Lavender Graduation Ceremony: Graduate Speaker, Chelsea Villalba, Remarks

Lavender Graduation, May 19, 2022
Remarks by Graduate Speaker, Chelsea Villalba, BSW '20, Advanced Standing MSW, '22

Buenos dias! Good morning! Mi nombre es Chelsea Villalba y mis pronombres son ella y elles. My name is Chelsea Villalba, and my pronouns are she/her/ella, and they/them/elles. Before I begin, I want to take a moment to thank every lesbian, gay, bisexual, transgender, queer, two-spirit and intersex person with us here today, and those who came before us. Thank you for being genuine, thank you for standing up for yourselves, thank you for being here. Your lives add vibrance and nuance to a world that is too often divided into binaries that limit the full spectrum of the human experience. We all know that life is never easy, but when there are politicians and religious groups hell-bent on targeting you over who you love or how you authentically show up, it adds another layer of difficulty to existing, to say the least. I am grateful to and for all of you.

I also want to thank the individuals here who do not identify as LGBTQ2+, but whose support for our community has been unwavering. Without a doubt, the family, friends, and mentors who love without judgment, defend without being asked to, and take the time to educate themselves on queerness are a reason young queer people continue to hold onto hope.

The Human Rights Campaign estimates that 8% of Americans identify as LGBTQ+. This means that at least 20 million adults in the US are part of our beautiful and involuntarily resilient community. A 2021 study guesses that globally, 10% of people identify as LGBTQ+ and 11% do not know or won’t disclose their sexual orientation. Up-to-date, relevant research on lesbian, gay, bisexual, transgender, queer, two-spirited, and intersex persons is limited. I know because I searched for it. This is not from a lack of people in our community to learn from, but because we are an underrepresented demographic across many sectors, and our lives and rights are not respected in the same way as those of cis and heterosexual individuals. 

However, one trend I kept seeing is that of Gen Z having the highest rates of queer-identified persons yet. This signals to the shattering of a generations-old stigma that heterosexuality is the only way to live a wholesome and happy life. The fact that more young people than ever before feel comfortable enough to disclose the non-conformity of their gender and orientation means that the work of our queer ancestors has paid off. Now, it is certainly our turn to take up the mantle of demanding the rights and safety of queer youth and adults.

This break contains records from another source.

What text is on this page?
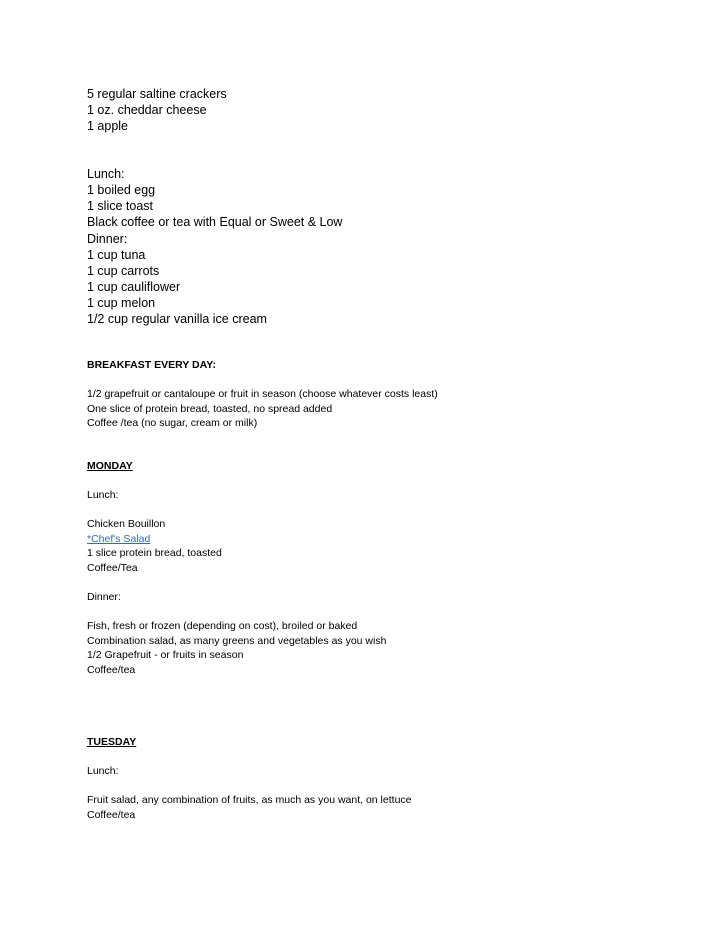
5 regular saltine crackers
1 oz. cheddar cheese
1 apple
Lunch:
1 boiled egg
1 slice toast
Black coffee or tea with Equal or Sweet & Low
Dinner:
1 cup tuna
1 cup carrots
1 cup cauliflower
1 cup melon
1/2 cup regular vanilla ice cream
BREAKFAST EVERY DAY:
1/2 grapefruit or cantaloupe or fruit in season (choose whatever costs least)
One slice of protein bread, toasted, no spread added
Coffee /tea (no sugar, cream or milk)
MONDAY
Lunch:
Chicken Bouillon
*Chef's Salad
1 slice protein bread, toasted
Coffee/Tea
Dinner:
Fish, fresh or frozen (depending on cost), broiled or baked
Combination salad, as many greens and vegetables as you wish
1/2 Grapefruit - or fruits in season
Coffee/tea
TUESDAY
Lunch:
Fruit salad, any combination of fruits, as much as you want, on lettuce
Coffee/tea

At this moment, there are active plans and legislation across the country restricting healthcare for transgender youth, mandating single-sex facilities, excluding trans kids from sports, removing gender identity as a protected class, stripping birthing parents of bodily autonomy, and more. These regressive policies are being proposed without compassion, evidence, or secularity. I do not tell you this to scare you, I’m sure the news of it has done that enough. I tell you this because the hate and vitriol being spread with these actions are a clear advisory that the fight for our rights will not be over in our lifetimes. In 2022, we cannot rest on our laurels because, like our powerful predecessors, we must continue to demand, create, and hold space for the rising youth of our community, and for those who have yet to learn that we are there for them. 

Storme DeLarverie. Marsha P. Johnson. Sylvia Rivera. Josephine Baker. James Baldwin. Karl Ulrichs. Michael Dillon. Alan Turing. Virginia Woolf. Bayard Rustin. Eleanor Roosevelt. Frida Kahlo. Nancy Cardenas. Simon Nikoli. Ifti Nasim. Freddy Mercury. Jean-Michel Basquiat. These are the names of LGBTQ+ people who made it into history. Yet there are so many others whose names we will never know, because their identities were intentionally erased or masked.

I know you’re tired, because I’m tired. Everywhere we turn, it seems society is in some sort of decline. Earning a degree through an ongoing pandemic, increasing poverty and inflation, social unrest, and ever-present war is no small feat. Revel in your accomplishment, celebrate the completion of this chapter, and sleep for 2 weeks straight if you need to. You deserve it, and more. But I humbly ask that once you’ve had your fill of the positivity that is your right, you remember to thank those who paved the path you’re on. And the best way to honor those brave activists is to continue their work, in whatever capacity you can, whatever that means to you. 

I decided to become a social worker because from a young age, I knew there were things wrong with the world, that had nothing to do with orientation or identity. I firmly believe that the intersection of my identities as a first-generation, low-income, neurodivergent, Latinx queer and gender non-conforming person informs how I interact with others, and has led me to on this journey to support and advocate for social wellness and justice. I am proud of everything I am, as you should all be. No one can ever truly understand what it took for you to be where you are now, but the graduates in this room can definitely relate to the hardships surrounding gender and sexual orientations. Today, I am here with my loving fiancee, my supportive siblings, and my nurturing mentor as my chosen family. It is because of the love I have received from communities like these that I stand here before you. Without it, I would not be here. And because of that love, I know I will always do everything in my power to do the same for anyone who needs it. I know you will do the same. Gracias. Thank you!